Thursday, November 7, 2013
Collins looking forward to LSU game
By Alex Scarborough
TUSCALOOSA, Ala. -- Landon Collins smiled brilliantly, his shoulders pressed against the wall as he was crowded by a horde of reporters reaching closer to soak in his syrupy Cajun drawl. A thin, neatly trimmed beard framed his youthful features, wrapping around his jawline like a chinstrap.
Only a sophomore with four career starts at Alabama, he was the centerpiece of the top-ranked Crimson Tide's 45-10 win over Tennessee on Oct. 26. His 89-yard interception return for a touchdown against the Vols had the look of a seminal moment in his career, a play that, if everything goes right, could be looked back on as the start of something special. His eyes widened when he was asked about it.
"I'm lost for words," he said. "It's my first pick-six."
Much of his post-game interview revolved around the play and how he and the secondary had progressed in recent weeks. When it was learned that Vinnie Sunseri would be out for the season with a knee injury, Collins stepped in and started at his natural position of strong safety for the first time. He was named a Player of the Week by the coaching staff the following Monday.
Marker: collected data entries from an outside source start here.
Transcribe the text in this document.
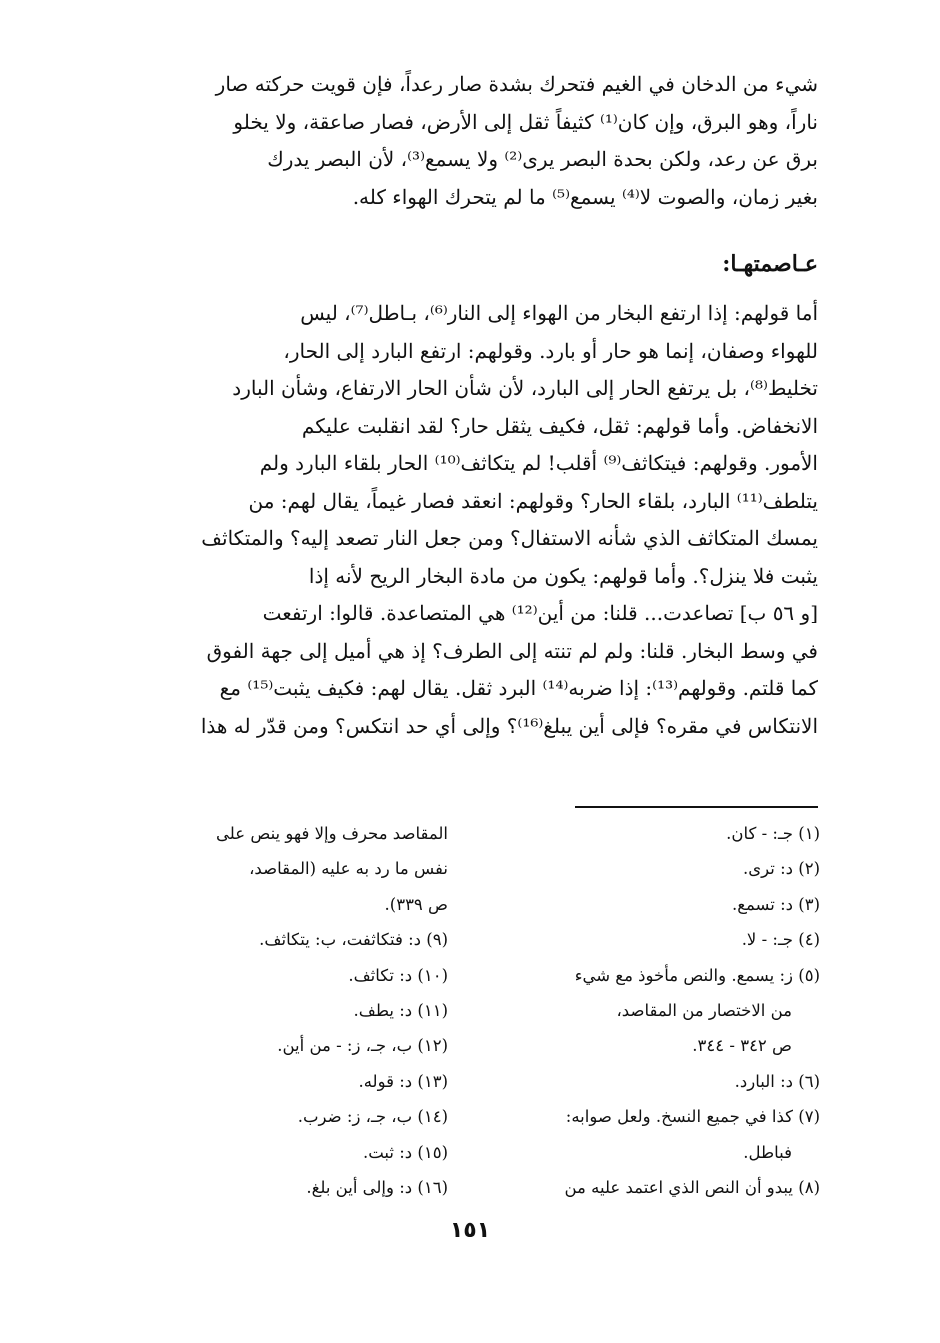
شيء من الدخان في الغيم فتحرك بشدة صار رعداً، فإن قويت حركته صار
ناراً، وهو البرق، وإن كان⁽¹⁾ كثيفاً ثقل إلى الأرض، فصار صاعقة، ولا يخلو
برق عن رعد، ولكن بحدة البصر يرى⁽²⁾ ولا يسمع⁽³⁾، لأن البصر يدرك
بغير زمان، والصوت لا⁽⁴⁾ يسمع⁽⁵⁾ ما لم يتحرك الهواء كله.
عـاصمتهـا:
أما قولهم: إذا ارتفع البخار من الهواء إلى النار⁽⁶⁾، بـاطل⁽⁷⁾، ليس
للهواء وصفان، إنما هو حار أو بارد. وقولهم: ارتفع البارد إلى الحار،
تخليط⁽⁸⁾، بل يرتفع الحار إلى البارد، لأن شأن الحار الارتفاع، وشأن البارد
الانخفاض. وأما قولهم: ثقل، فكيف يثقل حار؟ لقد انقلبت عليكم
الأمور. وقولهم: فيتكاثف⁽⁹⁾ أقلب! لم يتكاثف⁽¹⁰⁾ الحار بلقاء البارد ولم
يتلطف⁽¹¹⁾ البارد، بلقاء الحار؟ وقولهم: انعقد فصار غيماً، يقال لهم: من
يمسك المتكاثف الذي شأنه الاستفال؟ ومن جعل النار تصعد إليه؟ والمتكاثف
يثبت فلا ينزل؟. وأما قولهم: يكون من مادة البخار الريح لأنه إذا
[و ٥٦ ب] تصاعدت... قلنا: من أين⁽¹²⁾ هي المتصاعدة. قالوا: ارتفعت
في وسط البخار. قلنا: ولم لم تنته إلى الطرف؟ إذ هي أميل إلى جهة الفوق
كما قلتم. وقولهم⁽¹³⁾: إذا ضربه⁽¹⁴⁾ البرد ثقل. يقال لهم: فكيف يثبت⁽¹⁵⁾ مع
الانتكاس في مقره؟ فإلى أين يبلغ⁽¹⁶⁾؟ وإلى أي حد انتكس؟ ومن قدّر له هذا
(١) جـ: - كان.
(٢) د: ترى.
(٣) د: تسمع.
(٤) جـ: - لا.
(٥) ز: يسمع. والنص مأخوذ مع شيء
من الاختصار من المقاصد،
ص ٣٤٢ - ٣٤٤.
(٦) د: البارد.
(٧) كذا في جميع النسخ. ولعل صوابه:
فباطل.
(٨) يبدو أن النص الذي اعتمد عليه من
المقاصد محرف وإلا فهو ينص على
نفس ما رد به عليه (المقاصد،
ص ٣٣٩).
(٩) د: فتكاثفت، ب: يتكاثف.
(١٠) د: تكاثف.
(١١) د: يطف.
(١٢) ب، جـ، ز: - من أين.
(١٣) د: قوله.
(١٤) ب، جـ، ز: ضرب.
(١٥) د: ثبت.
(١٦) د: وإلى أين بلغ.
١٥١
But this was Landon Collins and no one in SEC country had forgotten his story. Alabama's next game would be against LSU, and only a fool would have forgotten the connection between the two schools and the five-star athlete they fought so hard to retain. Collins' announcement at the Under Armour Game in 2012 was a flashpoint in the recruiting world. He betrayed his mother and his hometown on national television when he chose Alabama over LSU that day. The weeks that followed proved to be a nightmare for everyone around him.
"It means a lot to me," Collins said of the game that was still two weeks away at the time. "That's my home state. They tried to throw me in the dirt when I made the commitment. Getting a chance to play against them and actually be on the field and knock some heads with them is a big thing to me."
The discussion veered off course briefly before it was noticed that Collins' mood had changed. His voice had dropped a touch and his shoulders slumped however slightly. He said he'd been holding in his feelings about the aftermath of his commitment for a while. School policy prohibited him from speaking to the media as a freshman and he seems relieved to be letting some of it out, even though there was little joy in his expression.
"There's a lot in me about that situation," he said.
Collins didn't go in depth, and it's easy to understand why. After speaking with those most affected by his choice to attend Alabama, it's no wonder. It isn't just himself he has to think about. The two most important women in a young man's life -- his mother and his girlfriend -- were nearly swept away by the crush of fandom that followed his commitment. Even today there's no telling if that powder keg of emotion is still lit.